Ce volume 1 de Black & White est d’une richesse infinie, en cela qu’il mélange tellement de styles et d’influences de page en page qu’ils en forment une remarquable et frénétique peinture du personnage. L’exercice stricte des huit pages en noir et blanc force intrinsèquement les auteurs à synthétiser leurs idées et concepts, tout en leur permettant une liberté sans pareil quant au ton, aux propos et à l’esthétique choisie. Et si on peut en déterminer plusieurs genres distincts, du récit introspectif à d’autres plus symboliques ou méta, il apparait tout de même difficile de les catégoriser. Chaque auteur étant unique, les histoires le sont tout autant. C’est en cela que le plaisir de lecture réside : la découverte de chacune de ses visions, et ce qu’elles vont amener à l’univers de Gotham en quelques pages. L’occasion pour un Bruce Timm de raconter l’histoire tragique de la guérison d’Harvey Dent, pour un Walter Simonsson de représenter un héros high tech en symbole de la résistance au pouvoir, pour un Neil Gaiman de jouer avec les codes même de la BD pour un récit méta des plus hilarants… Un ensemble des plus hététogènes.

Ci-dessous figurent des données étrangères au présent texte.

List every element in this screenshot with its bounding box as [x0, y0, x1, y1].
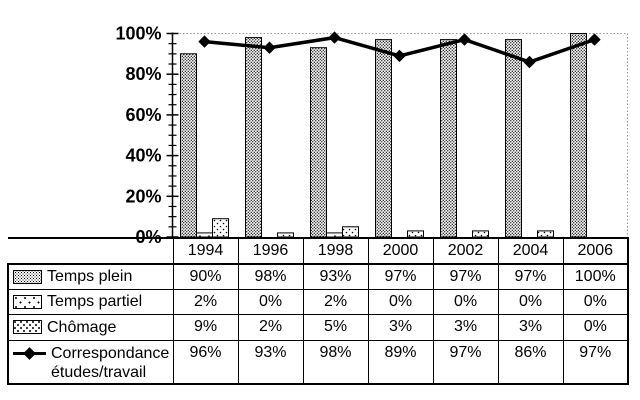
- corner-cell: [8, 237, 173, 264]
- dots-sparse-swatch-icon: [13, 294, 42, 309]
- value-cell: 98%: [237, 263, 304, 290]
- value-cell: 96%: [172, 339, 239, 385]
- table-row: Chômage 9% 2% 5% 3% 3% 3% 0%: [7, 313, 629, 341]
- value-cell: 3%: [432, 313, 499, 341]
- series-label: Chômage: [47, 318, 117, 336]
- legend-cell: Temps partiel: [7, 288, 174, 315]
- value-cell: 0%: [562, 313, 629, 341]
- table-row: Correspondance études/travail 96% 93% 98% 89…: [7, 339, 629, 385]
- value-cell: 89%: [367, 339, 434, 385]
- value-cell: 100%: [562, 263, 629, 290]
- data-table: 1994 1996 1998 2000 2002 2004 2006 Temps plein 9…: [7, 237, 629, 385]
- series-label: Correspondance études/travail: [51, 344, 170, 381]
- legend-cell: Temps plein: [7, 263, 174, 290]
- table-row: Temps partiel 2% 0% 2% 0% 0% 0% 0%: [7, 288, 629, 315]
- legend-cell: Chômage: [7, 313, 174, 341]
- year-header: 1996: [237, 237, 304, 265]
- svg-text:20%: 20%: [125, 186, 161, 206]
- bar-line-chart: 0%20%40%60%80%100%: [115, 24, 628, 245]
- year-header: 2002: [432, 237, 499, 265]
- year-header: 2004: [497, 237, 564, 265]
- value-cell: 97%: [562, 339, 629, 385]
- table-row: Temps plein 90% 98% 93% 97% 97% 97% 100%: [7, 263, 629, 290]
- value-cell: 0%: [562, 288, 629, 315]
- value-cell: 5%: [302, 313, 369, 341]
- value-cell: 3%: [497, 313, 564, 341]
- value-cell: 98%: [302, 339, 369, 385]
- svg-text:60%: 60%: [125, 105, 161, 125]
- value-cell: 93%: [302, 263, 369, 290]
- year-header: 2006: [562, 237, 629, 265]
- value-cell: 0%: [367, 288, 434, 315]
- value-cell: 2%: [237, 313, 304, 341]
- value-cell: 86%: [497, 339, 564, 385]
- value-cell: 97%: [432, 339, 499, 385]
- dots-dense-swatch-icon: [13, 269, 42, 284]
- svg-text:100%: 100%: [115, 24, 161, 44]
- value-cell: 93%: [237, 339, 304, 385]
- dots-medium-swatch-icon: [13, 320, 42, 334]
- value-cell: 0%: [497, 288, 564, 315]
- svg-text:40%: 40%: [125, 146, 161, 166]
- value-cell: 97%: [432, 263, 499, 290]
- svg-text:80%: 80%: [125, 64, 161, 84]
- value-cell: 2%: [302, 288, 369, 315]
- value-cell: 0%: [432, 288, 499, 315]
- value-cell: 97%: [367, 263, 434, 290]
- legend-cell: Correspondance études/travail: [7, 339, 174, 385]
- year-header: 1998: [302, 237, 369, 265]
- value-cell: 9%: [172, 313, 239, 341]
- value-cell: 90%: [172, 263, 239, 290]
- series-label: Temps partiel: [47, 293, 143, 310]
- value-cell: 97%: [497, 263, 564, 290]
- line-diamond-icon: [13, 346, 46, 361]
- category-header-row: 1994 1996 1998 2000 2002 2004 2006: [8, 237, 629, 265]
- year-header: 2000: [367, 237, 434, 265]
- year-header: 1994: [172, 237, 239, 265]
- value-cell: 3%: [367, 313, 434, 341]
- value-cell: 2%: [172, 288, 239, 315]
- value-cell: 0%: [237, 288, 304, 315]
- series-label: Temps plein: [47, 268, 133, 286]
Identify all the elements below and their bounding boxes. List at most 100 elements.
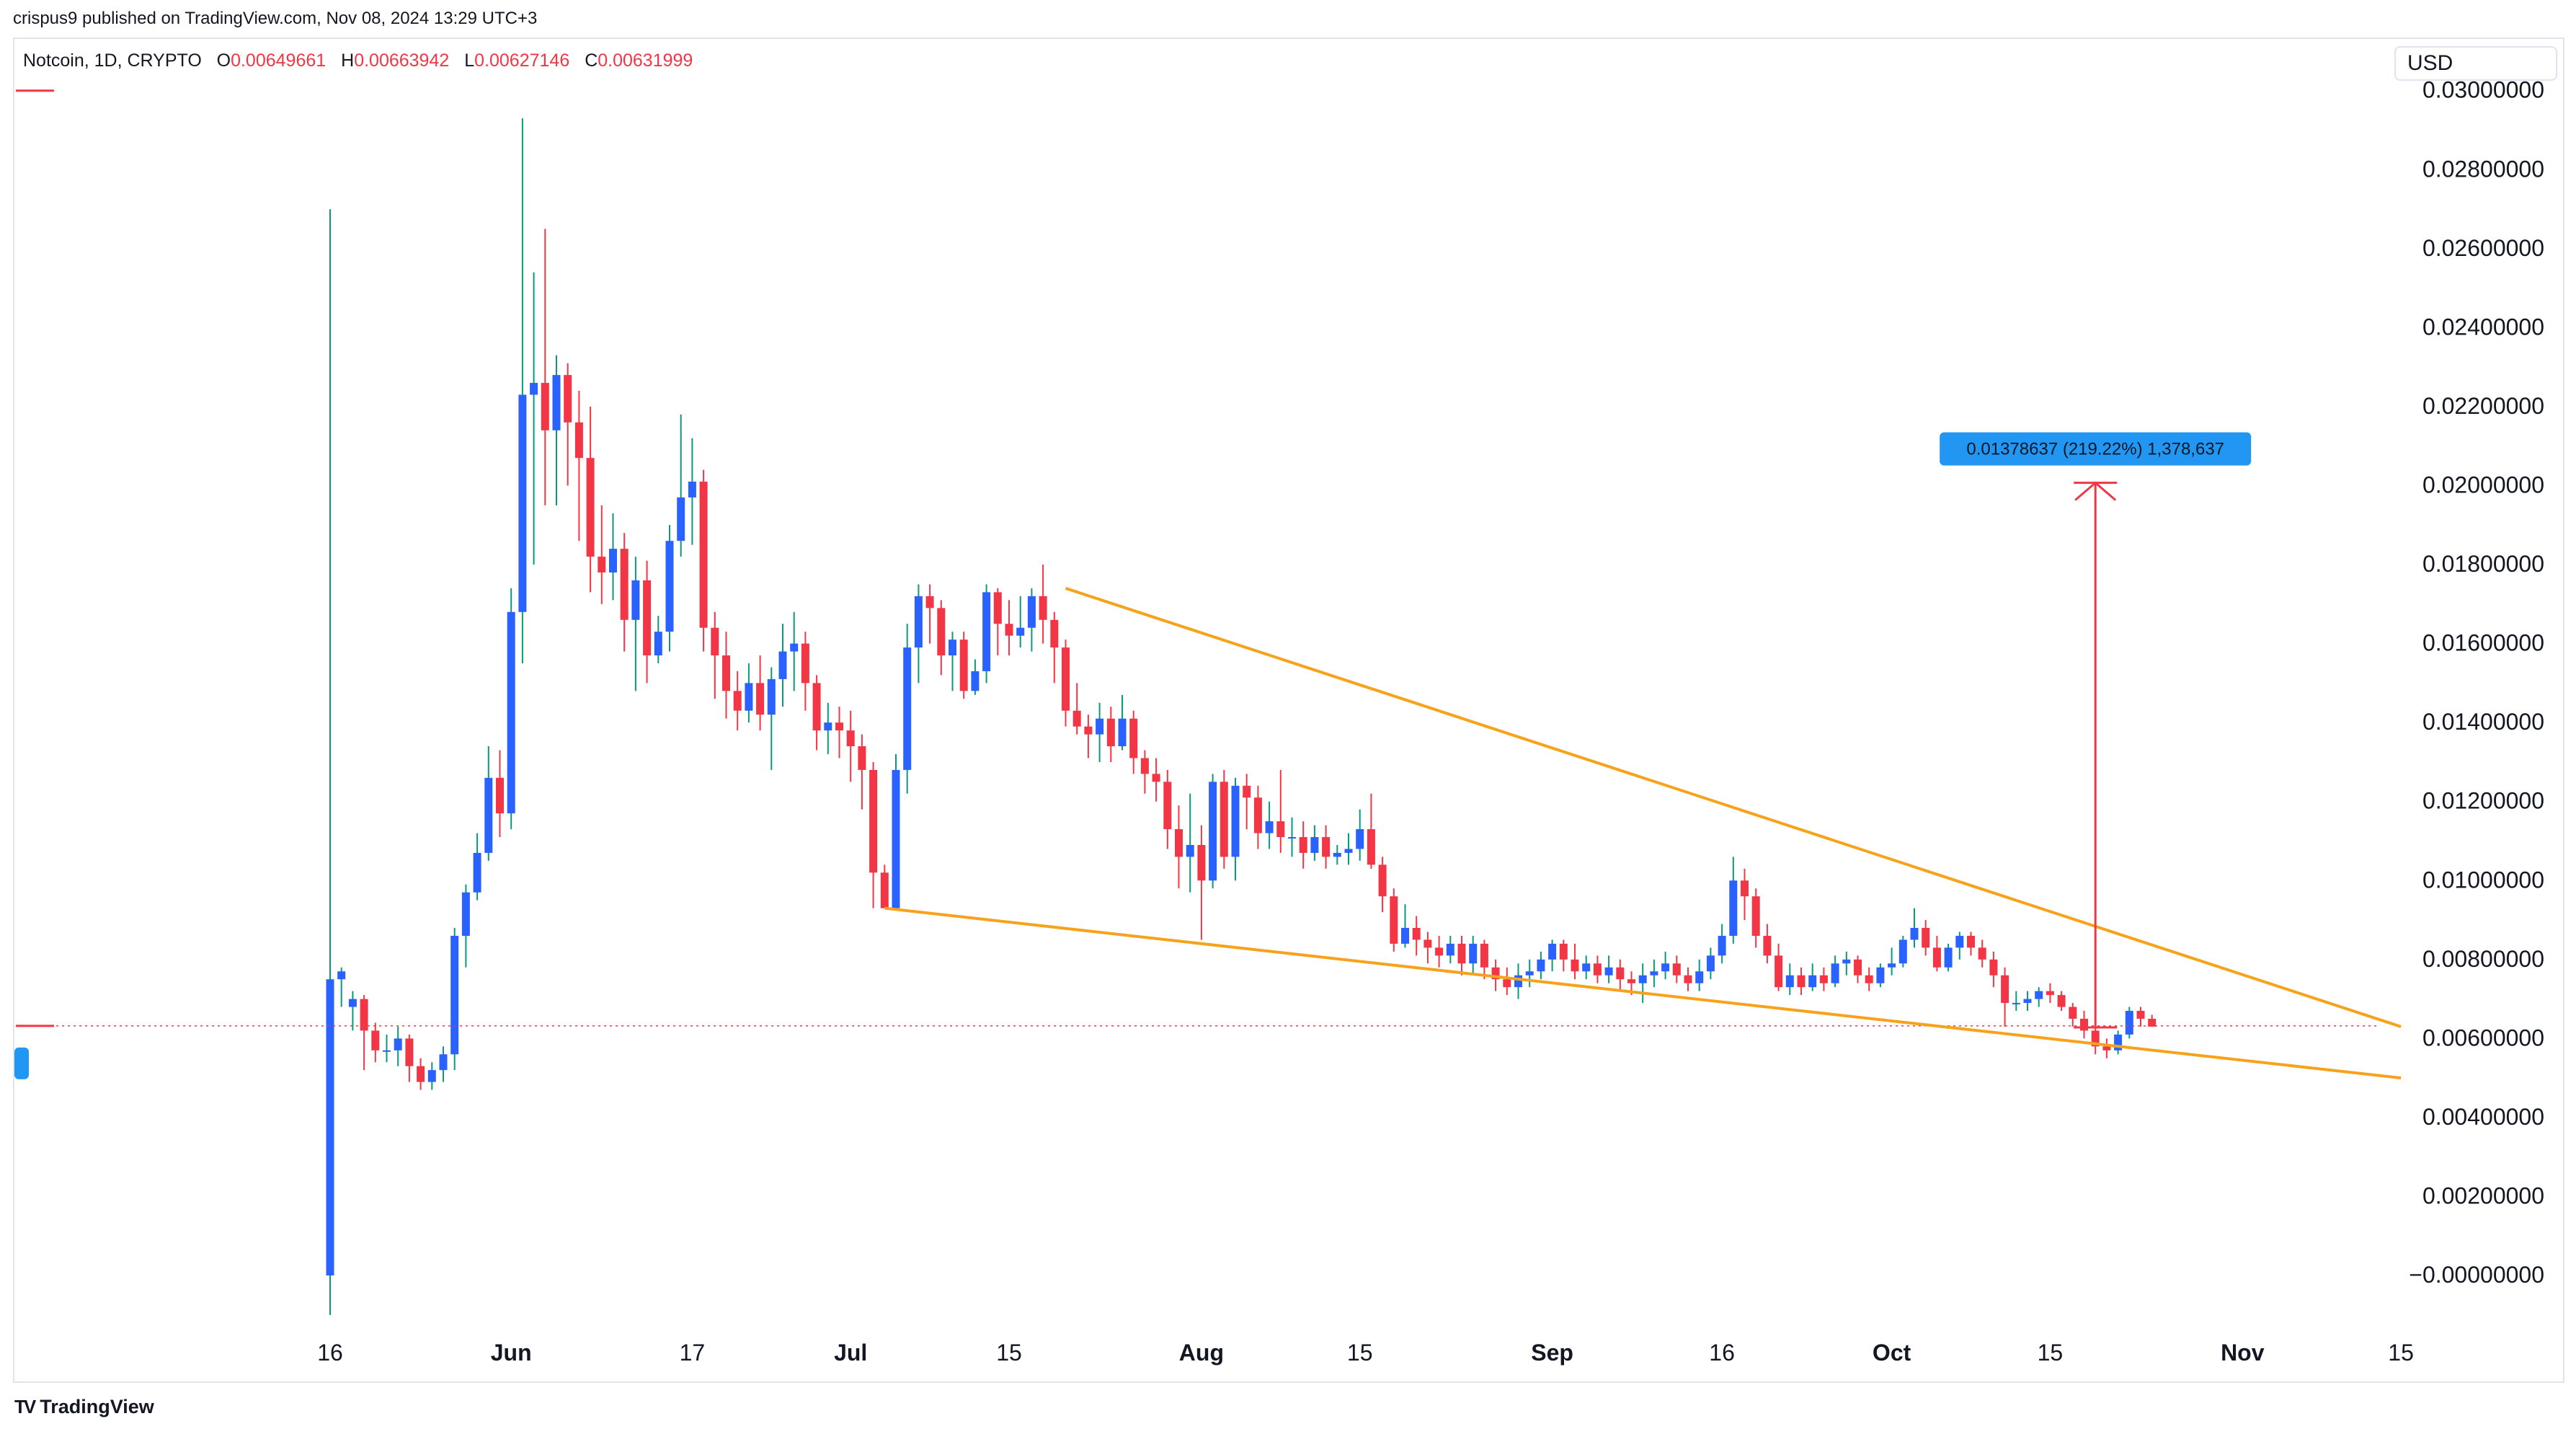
candle-body <box>665 541 674 632</box>
candle <box>1672 955 1681 983</box>
candle <box>1288 817 1296 857</box>
candle <box>1344 833 1353 865</box>
candle-body <box>552 375 561 430</box>
price-scale-marker <box>14 1047 29 1079</box>
tradingview-logo[interactable]: TV TradingView <box>14 1396 154 1418</box>
y-tick-label: 0.03000000 <box>2422 77 2544 103</box>
candle <box>824 702 832 754</box>
candle <box>949 632 956 691</box>
candle-body <box>1175 829 1183 857</box>
candle <box>2046 983 2054 1004</box>
candle <box>1050 611 1059 683</box>
candle-body <box>1333 852 1341 857</box>
candle-body <box>1978 947 1986 960</box>
candle <box>1412 916 1421 956</box>
candle <box>1175 805 1183 889</box>
candle-body <box>835 722 843 731</box>
candle-body <box>2069 1007 2077 1019</box>
candle-body <box>1775 955 1783 988</box>
candle-body <box>1050 619 1059 648</box>
candle-body <box>1571 959 1579 972</box>
candle <box>530 272 538 565</box>
candle <box>2102 1038 2111 1058</box>
candle-body <box>326 979 334 1276</box>
candle-body <box>1876 967 1885 983</box>
candle <box>1537 951 1545 980</box>
candle-body <box>1265 821 1274 833</box>
candle-body <box>1616 967 1625 980</box>
symbol-name: Notcoin, 1D, CRYPTO <box>23 50 202 71</box>
candle <box>1062 640 1070 727</box>
x-tick-label: Jul <box>834 1340 867 1366</box>
candle-body <box>790 643 799 652</box>
candle <box>383 1034 391 1063</box>
candle-body <box>654 632 662 656</box>
candle <box>631 557 640 691</box>
candle <box>586 406 595 593</box>
candle <box>778 624 787 707</box>
candle <box>1775 943 1783 991</box>
candle <box>1129 710 1138 774</box>
x-tick-label: 15 <box>996 1340 1022 1366</box>
candle <box>1209 774 1217 889</box>
candle-body <box>1751 896 1760 936</box>
candle <box>1220 769 1228 869</box>
candle-body <box>1424 939 1432 948</box>
y-tick-label: 0.02000000 <box>2422 472 2544 498</box>
candle-body <box>461 892 470 936</box>
candle <box>507 588 515 830</box>
high-value: 0.00663942 <box>354 50 450 71</box>
candle-body <box>1819 975 1828 983</box>
candle <box>348 991 357 1031</box>
candle <box>1559 939 1568 972</box>
candle-body <box>1084 726 1093 735</box>
candle <box>427 1062 436 1090</box>
candle-body <box>1231 785 1240 857</box>
candle-body <box>1310 837 1319 853</box>
candle <box>1571 943 1579 980</box>
candle <box>1243 774 1251 830</box>
candle <box>1729 857 1738 944</box>
x-tick-label: Oct <box>1873 1340 1911 1366</box>
candle-body <box>1435 947 1444 956</box>
currency-selector[interactable]: USD <box>2394 46 2557 81</box>
candle-body <box>733 691 742 711</box>
candle-body <box>1209 782 1217 881</box>
candle-body <box>1785 975 1794 988</box>
candle <box>654 616 662 663</box>
candle <box>1751 888 1760 948</box>
trendline-lower <box>884 906 2402 1080</box>
candle <box>801 632 809 711</box>
candle-body <box>959 640 968 691</box>
candle-body <box>1729 880 1738 936</box>
candle <box>1967 932 1975 956</box>
y-tick-label: 0.01200000 <box>2422 788 2544 814</box>
candle <box>518 118 527 663</box>
candle <box>405 1034 414 1082</box>
candle-body <box>858 746 866 770</box>
candle-body <box>1808 975 1817 988</box>
candle-body <box>1152 774 1160 782</box>
candle-body <box>2035 991 2043 999</box>
candle-body <box>1367 829 1375 865</box>
candle <box>552 355 561 505</box>
drawings: 0.01378637 (219.22%) 1,378,637 <box>14 89 2402 1080</box>
candle <box>846 710 855 782</box>
candle <box>450 928 459 1071</box>
candle-body <box>1186 844 1194 857</box>
candle-body <box>1096 718 1104 735</box>
candle-body <box>1944 947 1953 968</box>
candle <box>1616 959 1625 991</box>
candle-body <box>1401 928 1409 944</box>
candle-body <box>484 777 493 853</box>
candle-body <box>1627 979 1635 983</box>
candle <box>1231 777 1240 881</box>
candle <box>677 414 685 557</box>
candle-body <box>1378 864 1387 897</box>
candle <box>1582 955 1591 980</box>
candle-body <box>1854 959 1862 975</box>
candle-body <box>1638 975 1647 983</box>
candle <box>1808 963 1817 991</box>
candle <box>1163 769 1172 849</box>
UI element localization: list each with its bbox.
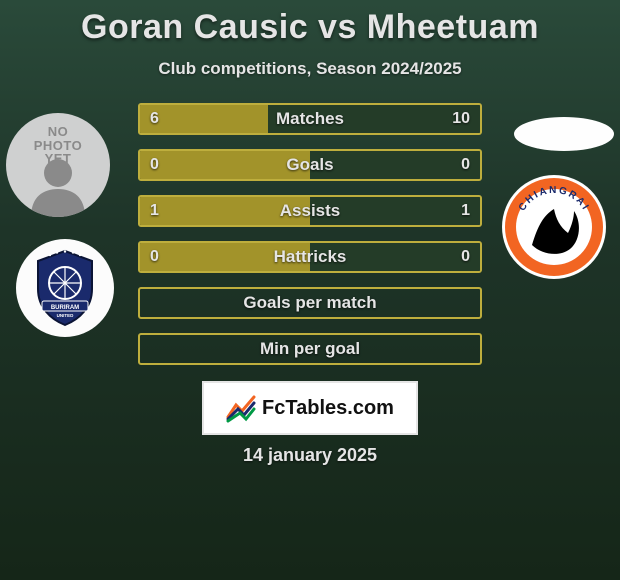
buriram-badge-icon: BURIRAM UNITED — [32, 249, 98, 327]
fctables-logo-icon — [226, 393, 256, 423]
season-subtitle: Club competitions, Season 2024/2025 — [0, 59, 620, 79]
no-photo-text: NO PHOTO YET — [6, 125, 110, 166]
stat-row: Hattricks 0 0 — [138, 241, 482, 273]
stat-left-fill — [140, 151, 310, 179]
stat-row-empty: Min per goal — [138, 333, 482, 365]
stat-label: Goals per match — [243, 293, 376, 313]
no-photo-line-3: YET — [45, 151, 72, 166]
stat-row-empty: Goals per match — [138, 287, 482, 319]
stat-left-value: 1 — [150, 202, 159, 220]
stat-left-fill — [140, 105, 268, 133]
stat-row: Assists 1 1 — [138, 195, 482, 227]
stat-label: Assists — [280, 201, 340, 221]
stat-right-value: 0 — [461, 156, 470, 174]
stat-bars: Matches610Goals00Assists11Hattricks00Goa… — [138, 103, 482, 379]
stat-label: Min per goal — [260, 339, 360, 359]
stat-right-value: 0 — [461, 248, 470, 266]
page-title: Goran Causic vs Mheetuam — [0, 0, 620, 47]
chiangrai-badge-icon: CHIANGRAI — [502, 175, 606, 279]
right-player-photo-placeholder — [514, 117, 614, 151]
stat-row: Goals 0 0 — [138, 149, 482, 181]
stat-left-value: 6 — [150, 110, 159, 128]
stat-label: Hattricks — [274, 247, 347, 267]
fctables-attribution: FcTables.com — [202, 381, 418, 435]
stat-right-fill — [310, 151, 480, 179]
stat-row: Matches 6 10 — [138, 103, 482, 135]
fctables-text: FcTables.com — [262, 397, 394, 420]
date-line: 14 january 2025 — [0, 445, 620, 466]
comparison-stage: NO PHOTO YET BURIRAM UNITED — [0, 103, 620, 443]
stat-right-value: 10 — [452, 110, 470, 128]
stat-label: Goals — [286, 155, 333, 175]
svg-text:BURIRAM: BURIRAM — [51, 305, 79, 311]
stat-right-value: 1 — [461, 202, 470, 220]
stat-left-value: 0 — [150, 156, 159, 174]
stat-left-value: 0 — [150, 248, 159, 266]
svg-text:UNITED: UNITED — [57, 313, 75, 318]
stat-label: Matches — [276, 109, 344, 129]
left-club-badge: BURIRAM UNITED — [16, 239, 114, 337]
left-player-photo-placeholder: NO PHOTO YET — [6, 113, 110, 217]
right-club-badge: CHIANGRAI — [502, 175, 606, 279]
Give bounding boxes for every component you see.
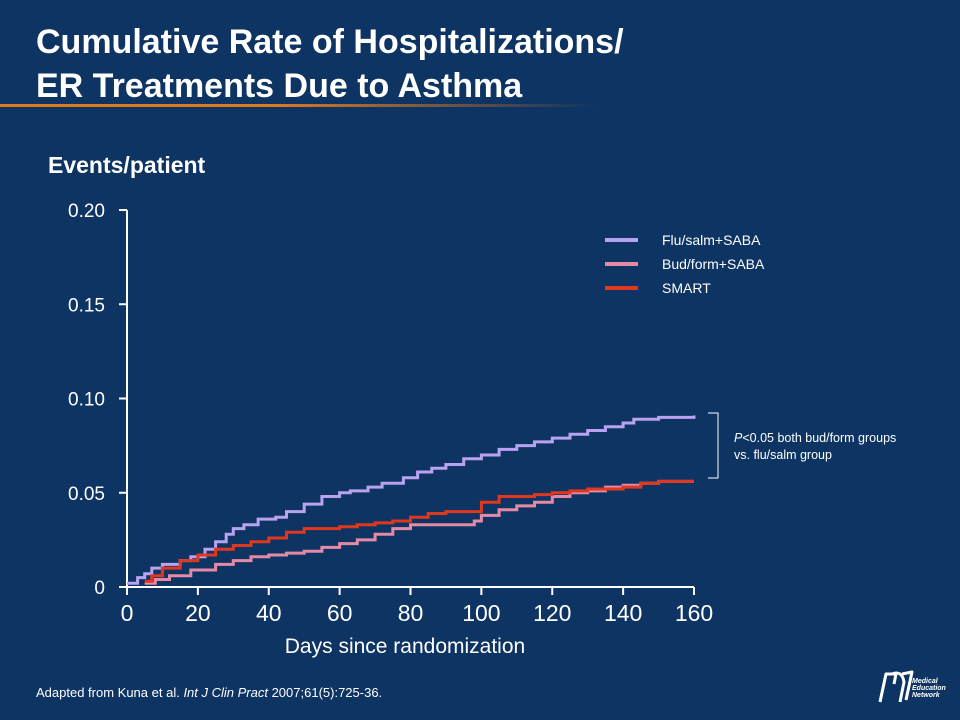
logo-text-line-3: Network (912, 692, 940, 699)
x-tick-label: 0 (121, 600, 134, 626)
x-tick-label: 100 (462, 600, 500, 626)
y-tick-label: 0 (94, 578, 105, 599)
x-tick-label: 80 (398, 600, 424, 626)
significance-text-line-2: vs. flu/salm group (734, 448, 832, 462)
network-logo: Medical Education Network (872, 660, 952, 710)
logo-text-line-2: Education (912, 685, 946, 692)
legend-smart-label: SMART (662, 280, 711, 296)
citation-prefix: Adapted from Kuna et al. (36, 685, 184, 700)
citation-journal: Int J Clin Pract (183, 685, 268, 700)
legend-flu-salm-label: Flu/salm+SABA (662, 232, 761, 248)
x-tick-label: 60 (327, 600, 353, 626)
legend-bud-form-label: Bud/form+SABA (662, 256, 765, 272)
y-tick-label: 0.05 (68, 484, 105, 505)
x-tick-label: 20 (185, 600, 211, 626)
y-tick-label: 0.15 (68, 295, 105, 316)
chart-axes: 0 0.05 0.10 0.15 0.20 0 20 40 60 80 100 120 140 160 (68, 201, 713, 626)
source-citation: Adapted from Kuna et al. Int J Clin Prac… (36, 685, 382, 700)
citation-suffix: 2007;61(5):725-36. (267, 685, 383, 700)
x-tick-label: 120 (533, 600, 571, 626)
logo-text-line-1: Medical (912, 678, 938, 685)
significance-annotation: P<0.05 both bud/form groups vs. flu/salm… (734, 430, 954, 464)
logo-text: Medical Education Network (912, 678, 946, 699)
significance-text-line-1: <0.05 both bud/form groups (742, 431, 897, 445)
p-value-symbol: P (734, 431, 743, 445)
y-tick-label: 0.20 (68, 201, 105, 222)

Les histoires s’enchainent, et l’album continue à prendre en densité. Si l’on trouvera quelques histoires un peu en deçà des autres, il est assez difficile de trouver de vrais gros défauts. Certaines manquent un peu d’originalité, d'autres sont un peu moins belles… Mais toutes ont cette capacité à marquer l’esprit par une idée fulgurante ou un travail séquentiel impressionnant. Une richesse graphique remarquable, allant du cartoony Matt Wenger au plus musclé Simon Bisley en passant par les traits fins et prcécis de Gary Gianni. Le travail sur le noir et blanc sublime d’autant plus les planches, d'une simplicité et d'une pureté assez impressionantes.

En plus d’être des visions ultra-personnelles et incroyablement beaux, ses récits sont autant de petite thèses sur le personnage même ou sur des thématiques plus éloignées. La quête d’identité, le deuil, l’éducation, la dimmension cyclique de l’Histoire, le rapport dominant/dominé, le libre arbitre, l’évolution de la société… Autant de thèmes traités en si peu de pages forcent le respect, surtout quand ils arrivent à faire réfléchir après la lecture. Le format a cela de génial qu’il permet cet forme d’inception avant l’heure. Mais rassurez-vous, l’ouvrage n’est pas qu’un amas indigeste des thèses et scénarios verbeux, la richesse dont fait preuve le 9eme art amenant aussi son lot de récits légers, humoristiques même, avec le duo Ty Templeton/Marie Severin qui se prête à la caricature ou encore Chris Claremont qui nous offre un Bruce Wayne en baby-sitter.

A la fermetures des 368 pages que forment l’album, une certitude saute à la figure : cette série est précieuse. Déjà parce qu’elle réunit des légendes - passées et contemporaines - des comics comme rarement éditeur ne l’aura fait, arrivant à convaincre des artistes comme Katsuhiro Otomo ou Brian Bolland à livrer des mini chef d’oeuvres intemporels. L'ouvrage en devient un témoignage, fascinant grâce à ses multiples facettes, sur la marque qu'aura laissé un personnage dans une industrie, mais également dans les mémoires et un inconscient collectif qui ne s’en sont toujours pas remis.
On regrettera uniquement l'absence de pages de Mike Mignola, qui se contente de la couverture, ou encore le travail très limite de Jim Lee, pourtant sur l'histoire la plus politique de l'album, scénarisé par Warren Ellis.

Que dire de plus d'un ouvrage qui compte en son sein des dizaines d'artistes de toutes les nationalités, d'Otomo, à Gaiman, d'Azzarello à Claremont, et qui transpire son amour de Batman? L'album est un incontournable, s'appreçiant autant d'une traite qu'en le picorant. Et il serait vraiment dommage de le rater tant il déborde d'inventivité et de talents.